Information from PulseNet, the national sub typing network of public health laboratories, was used to identify people sickened in this outbreak. Whole genome sequencing (WGS) showed that bacteria isolated from patients was closely related genetically. That means that people in this outbreak were likely to share a common source of infection.

In addition, whole genome sequencing proved that this outbreak was caused by the same strain of E. coli O157:H7 that caused outbreaks linked to leafy greens in 2017 and to romaine lettuce in 2018.

Lawyer Fred Pritzker

If you or a loved one has been diagnosed with an E. coli O157:H7 infection or HUS, you can contact attorney Fred Pritzker for help by calling 1-888-377-8900 or 612-338-0202.

Romaine lettuce harvested from the Salinas, California growing region is the likely source of this outbreak. Ill persons were interviewed and asked questions about what they ate the week before they got sick. Eighty-three percent of people interviewed said they ate romaine lettuce, which is significantly higher than the results from a survey taken among healthy people.

In addition, the Maryland Department of Health found the outbreak strain of E. coli O157:H7 in an unopened package of Ready Pac Bistro Chicken Caesar salad taken from an ill person’s home in that state. And the Wisconsin Department of Health Services found the outbreak strain in an unopened bag of Fresh Express Leafy Romaine, also taken from an ill person’s home in that state. The Salinas Valley growing region in California was the main source of the romaine lettuce in both products.
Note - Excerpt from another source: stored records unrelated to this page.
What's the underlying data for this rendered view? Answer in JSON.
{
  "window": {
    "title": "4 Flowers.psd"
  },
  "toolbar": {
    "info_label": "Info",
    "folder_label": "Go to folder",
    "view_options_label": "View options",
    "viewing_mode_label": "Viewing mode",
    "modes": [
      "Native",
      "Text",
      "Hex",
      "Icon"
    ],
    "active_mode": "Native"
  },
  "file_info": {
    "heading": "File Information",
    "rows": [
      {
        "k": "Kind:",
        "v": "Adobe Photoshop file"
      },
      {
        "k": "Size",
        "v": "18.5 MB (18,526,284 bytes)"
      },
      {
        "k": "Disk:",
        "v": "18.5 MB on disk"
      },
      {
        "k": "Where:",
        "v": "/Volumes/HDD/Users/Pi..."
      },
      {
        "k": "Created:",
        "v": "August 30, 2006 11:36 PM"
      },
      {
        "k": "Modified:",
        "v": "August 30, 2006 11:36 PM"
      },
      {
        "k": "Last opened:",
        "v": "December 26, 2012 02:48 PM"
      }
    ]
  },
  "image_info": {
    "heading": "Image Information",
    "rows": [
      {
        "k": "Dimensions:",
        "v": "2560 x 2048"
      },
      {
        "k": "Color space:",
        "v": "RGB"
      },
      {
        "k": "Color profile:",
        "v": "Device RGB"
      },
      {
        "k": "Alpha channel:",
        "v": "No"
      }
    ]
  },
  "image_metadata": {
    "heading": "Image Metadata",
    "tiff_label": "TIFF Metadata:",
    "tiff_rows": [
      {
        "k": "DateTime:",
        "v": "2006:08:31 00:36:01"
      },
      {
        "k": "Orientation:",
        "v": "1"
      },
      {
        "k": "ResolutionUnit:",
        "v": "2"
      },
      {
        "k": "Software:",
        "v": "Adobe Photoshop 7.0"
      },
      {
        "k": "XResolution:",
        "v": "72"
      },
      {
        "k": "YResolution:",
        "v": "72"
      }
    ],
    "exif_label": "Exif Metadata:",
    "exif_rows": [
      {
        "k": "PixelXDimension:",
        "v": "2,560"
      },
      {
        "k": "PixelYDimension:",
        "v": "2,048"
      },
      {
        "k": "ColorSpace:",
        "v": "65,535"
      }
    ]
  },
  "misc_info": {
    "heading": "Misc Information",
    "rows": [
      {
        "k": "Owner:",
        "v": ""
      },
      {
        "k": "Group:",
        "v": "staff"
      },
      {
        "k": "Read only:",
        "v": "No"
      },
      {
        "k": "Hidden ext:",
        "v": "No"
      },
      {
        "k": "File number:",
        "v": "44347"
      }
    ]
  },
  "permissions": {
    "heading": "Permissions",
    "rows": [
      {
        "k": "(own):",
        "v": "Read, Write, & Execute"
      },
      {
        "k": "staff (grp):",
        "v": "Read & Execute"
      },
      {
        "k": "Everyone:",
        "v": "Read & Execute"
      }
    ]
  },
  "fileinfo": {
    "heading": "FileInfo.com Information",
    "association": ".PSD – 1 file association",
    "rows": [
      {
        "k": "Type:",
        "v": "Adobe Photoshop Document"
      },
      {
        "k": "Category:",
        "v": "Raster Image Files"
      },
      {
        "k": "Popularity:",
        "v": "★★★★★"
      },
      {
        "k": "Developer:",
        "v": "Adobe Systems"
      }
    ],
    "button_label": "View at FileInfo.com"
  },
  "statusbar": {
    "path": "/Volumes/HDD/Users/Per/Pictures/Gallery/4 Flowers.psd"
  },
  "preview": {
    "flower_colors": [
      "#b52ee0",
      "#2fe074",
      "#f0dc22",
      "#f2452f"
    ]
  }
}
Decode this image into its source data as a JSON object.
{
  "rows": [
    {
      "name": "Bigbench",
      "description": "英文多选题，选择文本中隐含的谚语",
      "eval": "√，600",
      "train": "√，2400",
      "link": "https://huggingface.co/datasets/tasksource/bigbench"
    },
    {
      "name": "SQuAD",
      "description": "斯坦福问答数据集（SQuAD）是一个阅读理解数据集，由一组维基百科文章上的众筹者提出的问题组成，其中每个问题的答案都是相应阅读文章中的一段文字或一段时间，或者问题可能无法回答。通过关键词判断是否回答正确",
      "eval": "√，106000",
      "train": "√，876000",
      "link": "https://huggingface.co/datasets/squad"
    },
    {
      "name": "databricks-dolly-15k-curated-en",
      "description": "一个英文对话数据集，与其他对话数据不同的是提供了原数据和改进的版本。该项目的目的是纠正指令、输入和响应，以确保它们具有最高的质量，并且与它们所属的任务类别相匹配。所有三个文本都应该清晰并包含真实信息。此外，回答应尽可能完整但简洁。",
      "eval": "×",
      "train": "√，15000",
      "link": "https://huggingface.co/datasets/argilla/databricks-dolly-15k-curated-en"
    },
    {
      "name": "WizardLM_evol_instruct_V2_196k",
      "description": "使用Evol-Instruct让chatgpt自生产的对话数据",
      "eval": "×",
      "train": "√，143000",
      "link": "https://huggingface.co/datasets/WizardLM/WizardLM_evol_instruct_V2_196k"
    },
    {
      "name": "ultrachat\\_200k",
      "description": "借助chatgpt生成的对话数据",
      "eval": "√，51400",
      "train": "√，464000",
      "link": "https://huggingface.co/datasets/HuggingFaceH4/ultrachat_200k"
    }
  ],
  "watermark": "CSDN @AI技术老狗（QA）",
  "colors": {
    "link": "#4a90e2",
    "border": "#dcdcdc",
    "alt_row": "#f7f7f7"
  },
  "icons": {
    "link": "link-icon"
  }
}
The contaminated romaine lettuce from Salinas is no longer available for sale, as the growing season ended in November 2019. As of January 15, 2020, this Salinas romaine E. coli O157:H7 outbreak appears to be over.

Symptoms of an E. coli O157:H7 include a mild fever, vomiting, severe and painful stomach and abdominal cramps, and diarrhea that is bloody and watery. Symptoms of HUS include little urine output, bleeding from the nose and mouth, pale skin, lethargy, and unexplained bruises.